On the other hand, the mountainous terrain impeded trade and travel. Nor could Trieste, the only sizeable port of the Habsburg Empire, develop into a first-class trading centre on the northern rim of the Mediterranean. Additionally, the nation’s elite were still trapped in a feudalistic mind-set until well into the 19th century.
Thus, the new era did not dawn until 1830, later and more haltingly than in many parts of Western Europe. The construction of the railway system played a decisive role: starting in the mid-1850s, the Kaiser Ferdinand Northern Railroad provided services from Vienna to Prague via Brünn, with a branch to Galicia. The Südbahn, or "Southern Line", ran via Laibach to Trieste; the Semmeringbahn, Europe’s first mountain railway, formed one section of this. The development of the polytechnic schools in Vienna and Prague into technical universities as early as 1815 proved to be a farsighted act.
The industrialisation of the Habsburg Empire originated primarily in the non-Austrian regions: Hungary’s development stagnated, as it produced only agricultural goods, but coal mining and textiles in Moravia and the innovative heavy industry of Bohemia became drivers for economic and technical progress. However, industrialisation there brought with it a heightened Czech nationalist awareness and sharpened the conflicts within this heterogeneous country.
In the territory of today’s Austria, the economic transformation did not gain momentum until the so-called "Gründerzeit", the era of rapid economic expansion in German-speaking Europe, dawned in the 1860s. Until then, wood from the dense forests and Austria’s mountain streams had delivered sufficient energy, but now more factories were being built and businesses were forced to switch to coal, the classic fuel of industrialisation. Upper Styria developed into an industrial core region, where Karl Wittgenstein, "Austria’s Krupp", formed the established mining and iron-working operations into a powerful cartel. Textile production developed in the Vorarlberg region, and in Vienna – where the Rothschilds founded the merchant bank "Credit-Anstalt für Handel und Gewerbe" in 1855 – the manufacturing of rail cars and locomotives flourished in particular. The Vienna International Exposition of 1873 stood as a symbol for this development – even though shortly after its opening a "Black Friday" stock market crash occurred that triggered a depression that lasted many years.

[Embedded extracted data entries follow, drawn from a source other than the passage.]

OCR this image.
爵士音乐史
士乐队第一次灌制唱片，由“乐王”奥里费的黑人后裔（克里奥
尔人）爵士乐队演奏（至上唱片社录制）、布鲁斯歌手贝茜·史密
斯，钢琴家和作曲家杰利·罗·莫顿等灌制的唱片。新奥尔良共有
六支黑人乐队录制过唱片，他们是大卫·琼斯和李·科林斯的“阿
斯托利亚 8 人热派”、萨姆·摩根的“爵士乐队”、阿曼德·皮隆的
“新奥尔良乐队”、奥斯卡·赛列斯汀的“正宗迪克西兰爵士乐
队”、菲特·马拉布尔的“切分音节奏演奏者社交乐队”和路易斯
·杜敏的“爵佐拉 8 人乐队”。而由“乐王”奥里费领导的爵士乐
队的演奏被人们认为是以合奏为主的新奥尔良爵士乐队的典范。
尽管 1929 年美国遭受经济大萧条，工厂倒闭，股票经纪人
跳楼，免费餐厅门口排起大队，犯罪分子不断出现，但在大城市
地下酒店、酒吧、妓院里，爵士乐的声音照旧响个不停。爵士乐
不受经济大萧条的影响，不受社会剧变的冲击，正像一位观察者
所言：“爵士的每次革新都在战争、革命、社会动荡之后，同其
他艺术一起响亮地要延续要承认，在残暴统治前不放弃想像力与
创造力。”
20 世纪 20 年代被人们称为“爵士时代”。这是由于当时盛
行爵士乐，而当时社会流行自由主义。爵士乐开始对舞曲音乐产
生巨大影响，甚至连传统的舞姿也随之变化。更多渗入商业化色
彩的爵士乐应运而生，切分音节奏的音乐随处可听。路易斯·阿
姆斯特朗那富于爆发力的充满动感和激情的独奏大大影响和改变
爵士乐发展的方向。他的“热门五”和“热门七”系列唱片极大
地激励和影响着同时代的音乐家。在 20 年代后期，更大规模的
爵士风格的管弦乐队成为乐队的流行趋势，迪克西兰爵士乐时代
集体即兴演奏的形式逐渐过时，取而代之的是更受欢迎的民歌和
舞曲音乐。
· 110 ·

In a second boom toward the end of the century, motor vehicle manufacturing emerged in and around Vienna; particularly with the founding of the Österreichische Daimler-Motoren-Gesellschaft in 1899, which supplied all branches of the new motorised transport and soon employed well over one thousand people. Howevere, the first car of K.u.K. (imperial and royal) Monarchy was built in Moravia in 1888. As in Western Europe an electrical industry emerged, also centred on Vienna, and electric and gas transmission infrastructure was built around the country. Further important sectors to emerge included the food industry, particularly sugar manufacturing from beet, and paper production, which was boosted by the vast forests of this Alpine country.
Concurrently, industrial working conditions gradually improved, working time was capped at 11 hours and health and accident insurance was introduced. However, the national and municipal governments did not address the acute housing shortage until the 1920s in the form of construction projects such as the famous Viennese "Arbeiterhöfe". By then, the promising economic upswing of the turn of the century was already history, a casualty of the destruction of the First World War and the subsequent breakup of the Habsburg Empire.